Allesandra Maia Terra de Faria, a professor of social science at the Rio-based Pontifical Catholic University, said Bolsonaro’s strategy has never been about having “a clear plan, or any kind of stability”.
“He’s always got one phrase to sum up everything, but which also means nothing,” de Faria said.
This rhetoric, however, has enabled him to unite various voting blocs within the Brazilian right, according to Lapper.
“There are three bits of the right in Brazil: the nostalgia right, who yearn for the security of the military dictatorship; the social right, which is linked to this very big evangelical community in Brazil; and a liberal right, who are always railing about the hypertrophy of the Brazilian state,” he said.

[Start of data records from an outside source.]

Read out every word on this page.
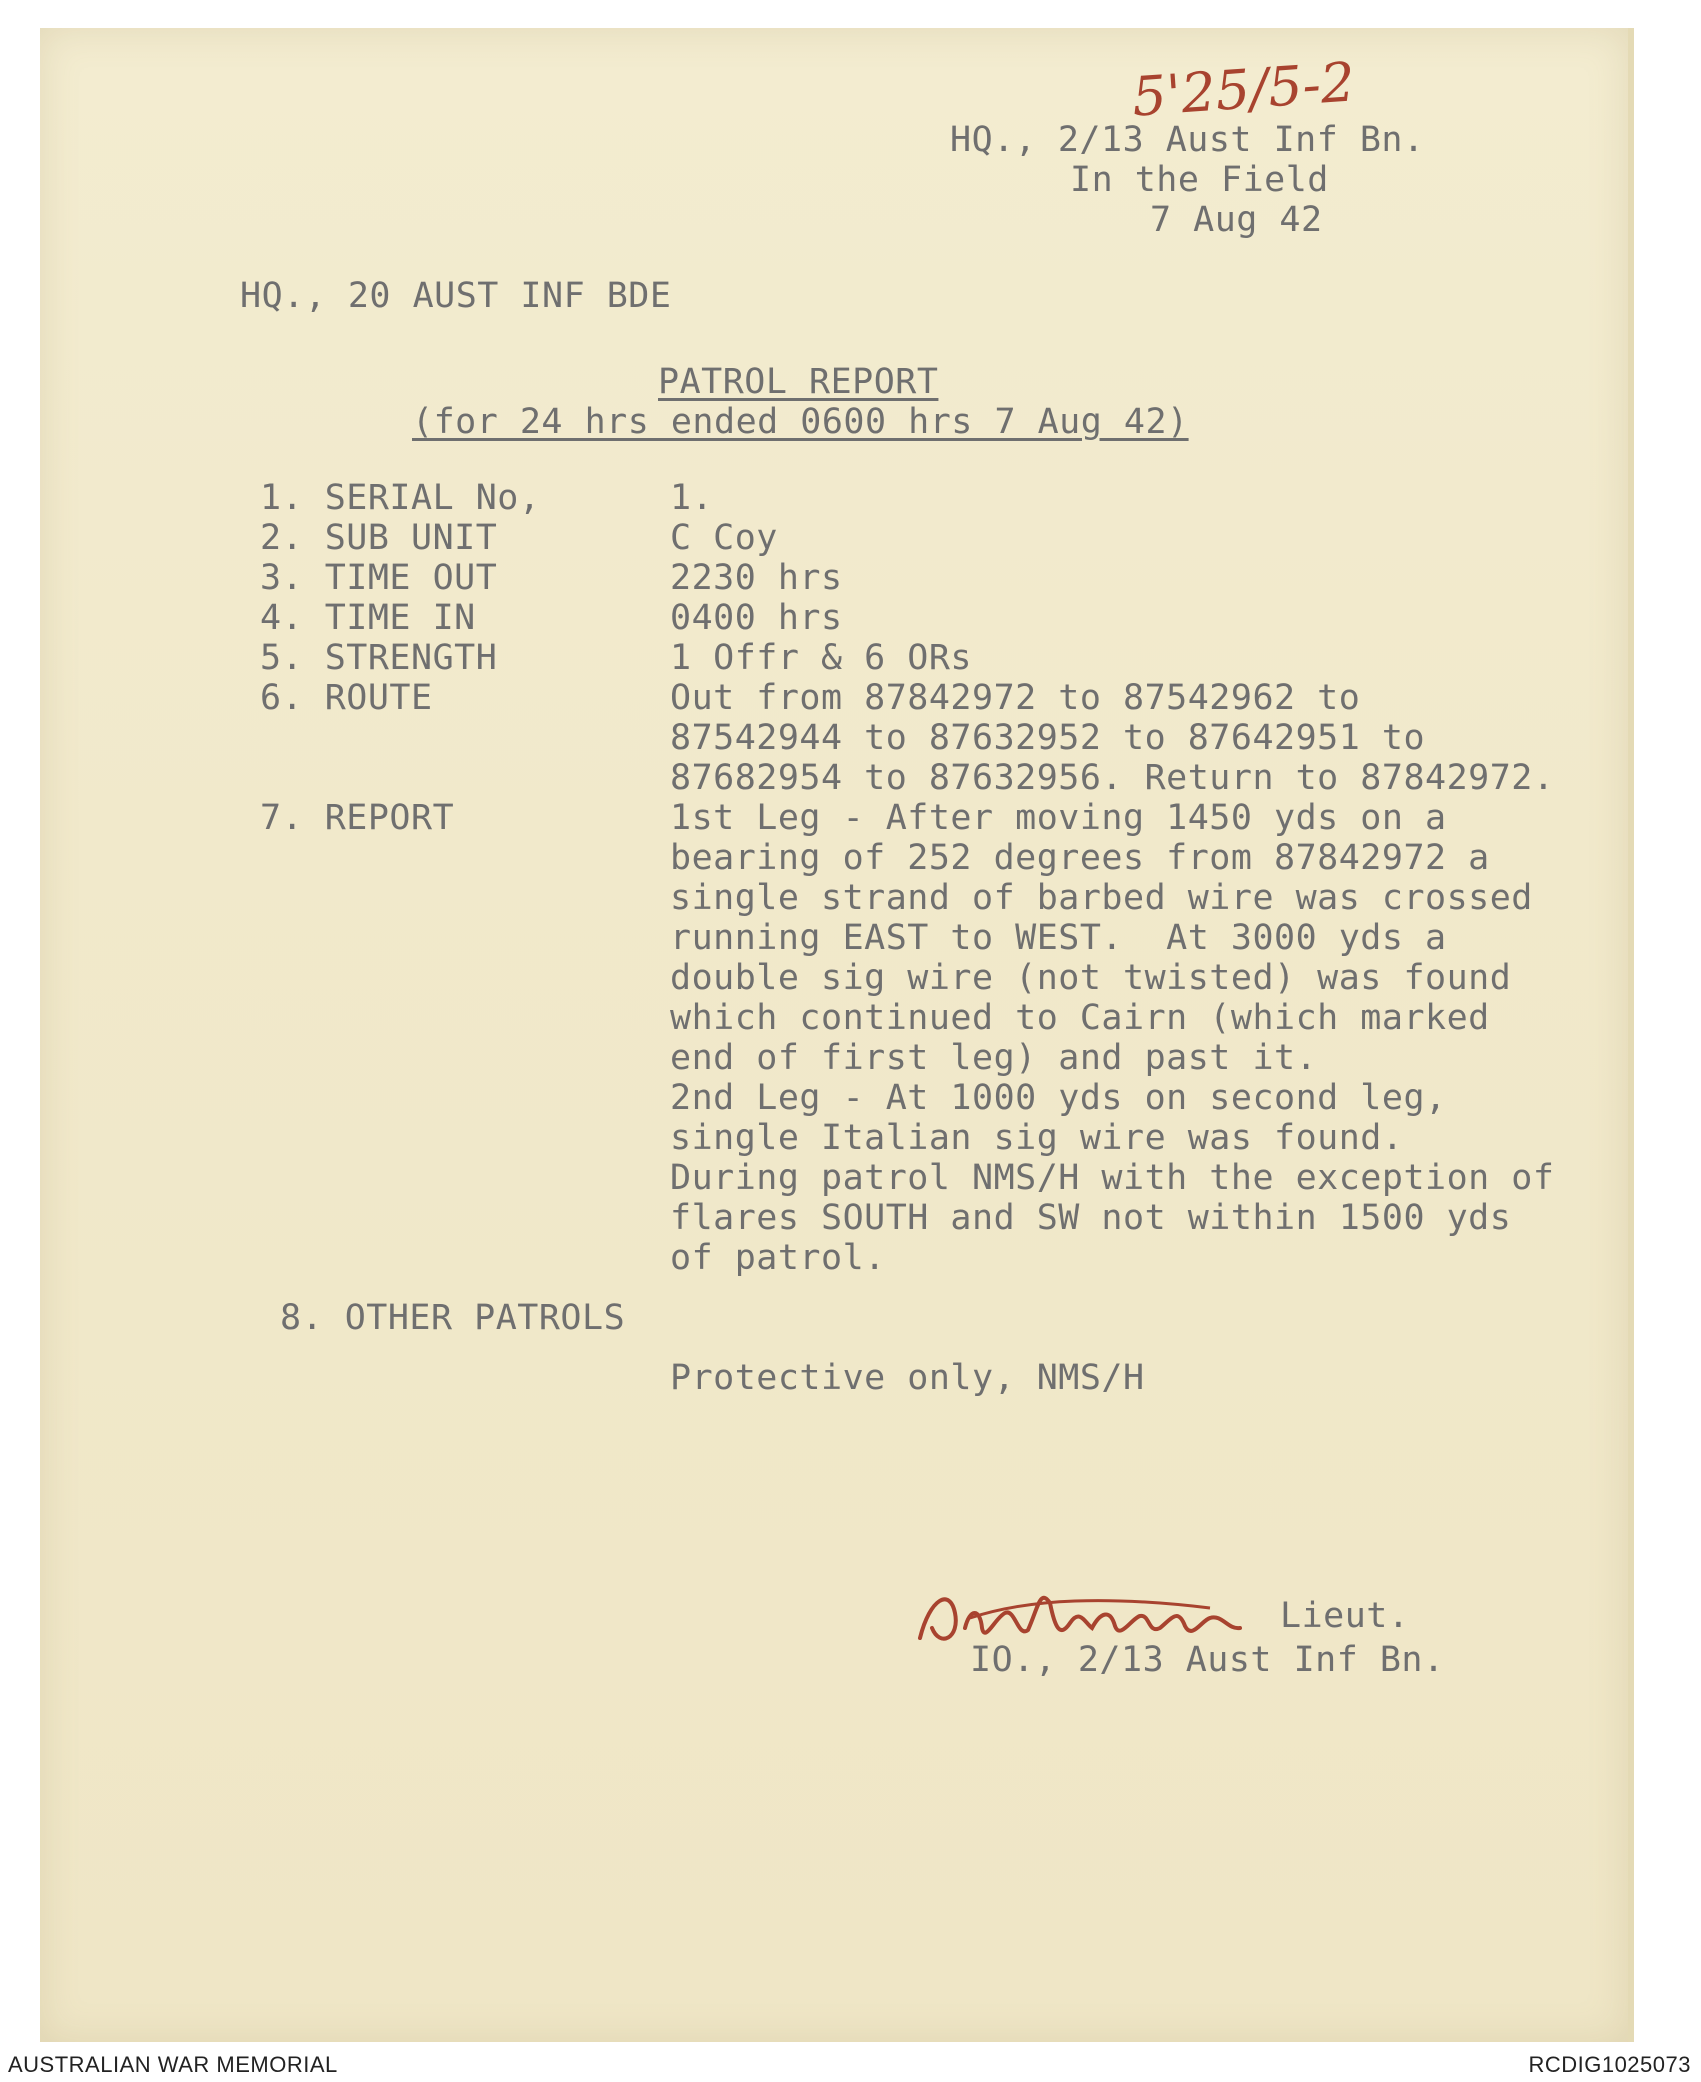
5'25/5-2
HQ., 2/13 Aust Inf Bn.
In the Field
7 Aug 42
HQ., 20 AUST INF BDE
PATROL REPORT
(for 24 hrs ended 0600 hrs 7 Aug 42)
1. SERIAL No,	1.
2. SUB UNIT	C Coy
3. TIME OUT	2230 hrs
4. TIME IN	0400 hrs
5. STRENGTH	1 Offr & 6 ORs
6. ROUTE	Out from 87842972 to 87542962 to
87542944 to 87632952 to 87642951 to
87682954 to 87632956. Return to 87842972.
7. REPORT	1st Leg - After moving 1450 yds on a
bearing of 252 degrees from 87842972 a
single strand of barbed wire was crossed
running EAST to WEST.  At 3000 yds a
double sig wire (not twisted) was found
which continued to Cairn (which marked
end of first leg) and past it.
2nd Leg - At 1000 yds on second leg,
single Italian sig wire was found.
During patrol NMS/H with the exception of
flares SOUTH and SW not within 1500 yds
of patrol.
8. OTHER PATROLS
Protective only, NMS/H
Lieut.
IO., 2/13 Aust Inf Bn.
AUSTRALIAN WAR MEMORIAL	RCDIG1025073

“All these things have come together in Bolsonaro.”
Rejection and resistance
But while Bolsonaro’s bid for office proved successful, his candidacy also met forceful resistance from large sections of Brazilian society.
The opposition to Bolsonaro has been driven by his numerous discriminatory comments on race, gender and sexual orientation, as well as remarks in favour of torture and Brazil’s former military dictatorship, in power from 1964 to 1985, which have angered and alarmed millions of Brazilians.
Bolsonaro has described having a daughter as a “weakness”, told a congresswoman she was “too ugly” to be raped, claimed some black people were not “even good for procreation”, and said he would rather one of his four sons “die in an accident” than be gay.
In September, he was stabbed while campaigning in the city of Juiz de Fora, in southeastern Minas Gerais state.
His suspected assailant told authorities he had been “ordered by God” to carry out the attack, which forced Bolsonaro to withdraw from the public campaign trail while he recovered from injuries sustained in the assault.
On September 29, hundreds of thousands of people marched in cities throughout Brazil as part of the social media-driven and women-led #EleNao (#NotHim) protest against his candidacy.
“We have a society in transition and he represents everything that is old and more conservative in Brazil,” de Faria said.
“This is the saddest thing about Bolsonaro.”